The very first stop-over is the exterior circle, the Kinh Thanh Hue (Hue capital citadel), which started to be constructed in 1805 under the reign of Emperor Gia Long and was completed in 1832 under the sovereignty of Emperor Ming Mang. Over the past 200 years, it has still maintained original with nearly 140 small and large constructions. With a square shape, it is almost 10km in circumference, 6m high, 21m thick, with 10 entrances. On the top of the walls, 24 bastions are established for defensive purposes. Besides, the Citadel has an ancillary gate connecting the Tran Binh Bastion called the Tran Binh Mon (Peaceful protector Gate).
Now we get further into the second circle, the Hoang Thanh (Royal citadel), also the most important part of the Citadel, which was built in 1804 but totally completed in 1833, under King Ming Mang’s reign. The Citadel, which is more than 600m long for each side, was built with bricks of 4m high, and 1m thick. Around the citadel is a protecting trench system. Tourists can get access to the Imperial Citadel through four entrance gates. In the past, Ngo Mon Gate was only reserved for the King. Royal Citadel consists of more than 100 fascinating architectural works divided into numerous sections:
- Section of the Ngo Mon Gate and the Thai Hoa Palace: used for various grand ceremonies.
- Section for placing shrines of the Kings under Nguyen Dynasty: Trieu Mieu, Thai Mieu, Hung Mieu, The Mieu and Phung Tien Temples.
- Section of internal affairs office: Storehouse for precious objects, workshop for manufacturing various useful articles.
- Section of the Kham Van Palace and Co Ha Garden: is where the princes studied or relaxed.
Passing through Hoang Thanh, we enter Tu Cam Thanh (Forbidden Citadel). Situated inside the Imperial Citadel complex, behind the Throne Palace, the Purple Forbidden Citadel was reserved for Emperor and his family. Built in the early 1803 under reign of Emperor Gia Long, it was initially named Cung Thanh. In 1821, it was renamed into the today’s Tu Cam Thanh.
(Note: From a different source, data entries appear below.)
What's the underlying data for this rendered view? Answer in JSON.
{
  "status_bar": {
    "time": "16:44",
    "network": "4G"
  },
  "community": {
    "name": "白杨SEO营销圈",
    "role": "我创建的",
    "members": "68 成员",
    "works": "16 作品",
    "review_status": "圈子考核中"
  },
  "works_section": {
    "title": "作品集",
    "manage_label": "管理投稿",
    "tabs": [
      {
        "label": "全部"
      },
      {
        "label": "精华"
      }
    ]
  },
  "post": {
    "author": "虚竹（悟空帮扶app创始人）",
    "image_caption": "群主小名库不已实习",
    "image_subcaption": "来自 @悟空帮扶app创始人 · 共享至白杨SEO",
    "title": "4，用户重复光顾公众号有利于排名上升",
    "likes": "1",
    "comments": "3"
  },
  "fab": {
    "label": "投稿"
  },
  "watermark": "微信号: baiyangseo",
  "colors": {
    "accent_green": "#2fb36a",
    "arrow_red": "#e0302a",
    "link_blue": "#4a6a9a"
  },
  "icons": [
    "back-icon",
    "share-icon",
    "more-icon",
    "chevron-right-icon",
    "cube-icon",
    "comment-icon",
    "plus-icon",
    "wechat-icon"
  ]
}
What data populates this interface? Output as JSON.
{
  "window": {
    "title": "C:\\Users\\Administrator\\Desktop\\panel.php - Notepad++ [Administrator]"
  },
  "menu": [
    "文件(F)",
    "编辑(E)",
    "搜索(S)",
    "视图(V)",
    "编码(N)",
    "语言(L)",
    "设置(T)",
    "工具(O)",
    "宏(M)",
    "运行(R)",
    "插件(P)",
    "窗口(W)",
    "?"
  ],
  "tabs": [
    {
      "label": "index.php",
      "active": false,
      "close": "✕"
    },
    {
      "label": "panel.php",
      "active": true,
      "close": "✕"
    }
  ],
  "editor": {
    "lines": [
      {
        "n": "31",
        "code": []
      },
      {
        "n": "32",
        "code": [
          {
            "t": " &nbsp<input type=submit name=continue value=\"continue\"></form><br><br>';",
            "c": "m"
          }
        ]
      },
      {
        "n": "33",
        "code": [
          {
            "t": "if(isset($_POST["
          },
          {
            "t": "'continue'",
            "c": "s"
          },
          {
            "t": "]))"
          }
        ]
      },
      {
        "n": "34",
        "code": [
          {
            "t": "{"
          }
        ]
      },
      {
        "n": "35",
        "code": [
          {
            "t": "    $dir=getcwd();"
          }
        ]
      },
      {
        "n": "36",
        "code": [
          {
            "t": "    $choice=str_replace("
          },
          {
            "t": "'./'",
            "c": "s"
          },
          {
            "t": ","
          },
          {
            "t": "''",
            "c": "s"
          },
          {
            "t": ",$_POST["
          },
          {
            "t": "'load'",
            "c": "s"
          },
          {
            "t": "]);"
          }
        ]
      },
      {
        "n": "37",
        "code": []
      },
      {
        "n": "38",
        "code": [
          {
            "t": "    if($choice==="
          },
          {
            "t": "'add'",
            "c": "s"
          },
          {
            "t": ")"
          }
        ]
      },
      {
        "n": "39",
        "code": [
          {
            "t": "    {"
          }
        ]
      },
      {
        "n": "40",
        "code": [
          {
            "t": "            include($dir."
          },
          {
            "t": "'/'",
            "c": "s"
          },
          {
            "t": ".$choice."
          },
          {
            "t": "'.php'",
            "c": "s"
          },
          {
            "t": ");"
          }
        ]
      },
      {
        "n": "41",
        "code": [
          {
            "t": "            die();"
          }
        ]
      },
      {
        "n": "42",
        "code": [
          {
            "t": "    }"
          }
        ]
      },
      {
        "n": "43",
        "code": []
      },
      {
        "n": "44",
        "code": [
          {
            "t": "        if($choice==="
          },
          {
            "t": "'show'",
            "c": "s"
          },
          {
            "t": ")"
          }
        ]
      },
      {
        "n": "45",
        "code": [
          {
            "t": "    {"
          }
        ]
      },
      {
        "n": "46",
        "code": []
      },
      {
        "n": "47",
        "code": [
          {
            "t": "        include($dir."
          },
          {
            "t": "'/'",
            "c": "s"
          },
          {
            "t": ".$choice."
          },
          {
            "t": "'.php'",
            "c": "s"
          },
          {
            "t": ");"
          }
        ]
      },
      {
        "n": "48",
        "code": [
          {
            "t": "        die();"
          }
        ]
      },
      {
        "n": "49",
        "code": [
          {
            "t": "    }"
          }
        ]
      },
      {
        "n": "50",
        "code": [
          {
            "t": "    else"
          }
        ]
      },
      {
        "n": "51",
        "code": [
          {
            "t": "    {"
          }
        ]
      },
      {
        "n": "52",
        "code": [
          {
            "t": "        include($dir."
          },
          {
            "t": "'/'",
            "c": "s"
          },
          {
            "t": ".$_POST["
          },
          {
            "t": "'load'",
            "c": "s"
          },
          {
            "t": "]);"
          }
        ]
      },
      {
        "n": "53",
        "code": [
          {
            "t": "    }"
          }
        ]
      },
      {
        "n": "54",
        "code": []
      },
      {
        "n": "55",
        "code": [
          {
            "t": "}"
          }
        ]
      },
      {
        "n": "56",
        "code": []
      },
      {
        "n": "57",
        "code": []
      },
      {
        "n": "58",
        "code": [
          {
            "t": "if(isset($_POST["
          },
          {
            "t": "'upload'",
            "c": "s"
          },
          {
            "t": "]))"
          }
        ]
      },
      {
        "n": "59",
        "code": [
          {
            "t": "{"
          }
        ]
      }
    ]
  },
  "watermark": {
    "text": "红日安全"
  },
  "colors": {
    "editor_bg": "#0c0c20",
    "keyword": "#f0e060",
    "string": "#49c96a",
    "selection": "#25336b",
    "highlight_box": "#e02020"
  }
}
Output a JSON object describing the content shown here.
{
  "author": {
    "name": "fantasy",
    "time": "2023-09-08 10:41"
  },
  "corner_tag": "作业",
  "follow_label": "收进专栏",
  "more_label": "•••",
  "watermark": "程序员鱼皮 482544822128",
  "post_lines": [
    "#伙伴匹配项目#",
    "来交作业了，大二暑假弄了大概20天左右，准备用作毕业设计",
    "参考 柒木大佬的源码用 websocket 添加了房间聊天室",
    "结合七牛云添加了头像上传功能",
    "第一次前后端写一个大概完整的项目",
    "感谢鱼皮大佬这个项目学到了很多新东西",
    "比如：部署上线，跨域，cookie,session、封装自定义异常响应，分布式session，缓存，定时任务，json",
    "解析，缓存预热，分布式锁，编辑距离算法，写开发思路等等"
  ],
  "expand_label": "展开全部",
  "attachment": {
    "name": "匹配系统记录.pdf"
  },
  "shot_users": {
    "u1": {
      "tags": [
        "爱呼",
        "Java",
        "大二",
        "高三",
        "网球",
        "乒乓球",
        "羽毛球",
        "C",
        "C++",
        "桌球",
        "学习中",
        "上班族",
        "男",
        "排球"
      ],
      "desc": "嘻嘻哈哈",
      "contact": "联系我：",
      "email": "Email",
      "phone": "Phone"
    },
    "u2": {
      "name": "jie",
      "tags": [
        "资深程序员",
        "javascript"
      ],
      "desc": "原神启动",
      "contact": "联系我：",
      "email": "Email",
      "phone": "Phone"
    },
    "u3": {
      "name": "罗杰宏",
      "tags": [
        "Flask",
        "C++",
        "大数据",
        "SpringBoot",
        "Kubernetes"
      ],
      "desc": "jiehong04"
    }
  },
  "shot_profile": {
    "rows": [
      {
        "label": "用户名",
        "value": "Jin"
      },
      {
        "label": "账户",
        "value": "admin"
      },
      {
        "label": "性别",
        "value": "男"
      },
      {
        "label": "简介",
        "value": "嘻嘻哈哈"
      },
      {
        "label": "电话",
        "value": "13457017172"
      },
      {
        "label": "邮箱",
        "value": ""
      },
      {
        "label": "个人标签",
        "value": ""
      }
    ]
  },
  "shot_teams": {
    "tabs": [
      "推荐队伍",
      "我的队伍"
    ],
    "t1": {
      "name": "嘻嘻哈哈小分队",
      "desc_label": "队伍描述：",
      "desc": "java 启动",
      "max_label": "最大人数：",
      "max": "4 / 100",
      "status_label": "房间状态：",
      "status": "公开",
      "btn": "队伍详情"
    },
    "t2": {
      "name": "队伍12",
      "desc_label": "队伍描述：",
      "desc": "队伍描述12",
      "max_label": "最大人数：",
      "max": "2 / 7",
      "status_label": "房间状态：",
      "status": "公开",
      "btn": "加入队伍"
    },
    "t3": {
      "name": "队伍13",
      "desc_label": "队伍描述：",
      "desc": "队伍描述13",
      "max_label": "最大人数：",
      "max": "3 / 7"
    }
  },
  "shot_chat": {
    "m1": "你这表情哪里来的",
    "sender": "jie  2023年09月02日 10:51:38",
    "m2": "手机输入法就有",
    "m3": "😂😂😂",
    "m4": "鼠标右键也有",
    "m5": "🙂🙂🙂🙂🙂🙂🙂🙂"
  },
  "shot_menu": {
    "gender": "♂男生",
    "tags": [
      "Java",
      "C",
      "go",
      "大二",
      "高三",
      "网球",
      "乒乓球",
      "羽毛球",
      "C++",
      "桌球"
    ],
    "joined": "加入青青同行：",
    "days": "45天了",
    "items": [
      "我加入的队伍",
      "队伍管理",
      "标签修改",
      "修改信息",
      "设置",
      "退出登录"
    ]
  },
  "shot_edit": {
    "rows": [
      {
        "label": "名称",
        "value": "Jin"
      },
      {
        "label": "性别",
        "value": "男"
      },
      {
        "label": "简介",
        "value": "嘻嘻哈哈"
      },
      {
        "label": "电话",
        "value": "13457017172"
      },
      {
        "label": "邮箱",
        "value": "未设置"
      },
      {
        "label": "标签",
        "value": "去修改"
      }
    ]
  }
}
This citadel part was built with brick walls of 3.72m high, 0.72m thick, and about 1,230m in circumference. Its front and back sides are 324m long respectively, while the left and right sides are both more than 290m long. The whole site consists of 50 architectural constructions of different sizes and 7 gates for facilitating the entrance and exit. Dai Cung Mon (the Great Palace Gate) is in the front side, only reserved for the Kings. Can Chanh Palace was the place for daily working of Emperors. Can Thanh (Emperor’s Private Palace), Khon Thai Residence (Queen’s Private Apartment) were reserved for the Queens. There are still many other sections, for instance, Duyet Thi Duong house (Royal Theatre), Thuong Thien (the kitchen for the Kings’ food), Thai Binh Lau (King’s reading room), all of which are of great architectural value, luring uncountable visitors who are interested in feudal architecture.
Should you ever come inside the citadel, taking a look into the special feudal relics of immense architectural and cultural values, you will surely more or less love the traditional and classical side of Vietnam. As time goes by, thousands of changes have occurred, the precious historical and classical beauty of the nation would never be gone!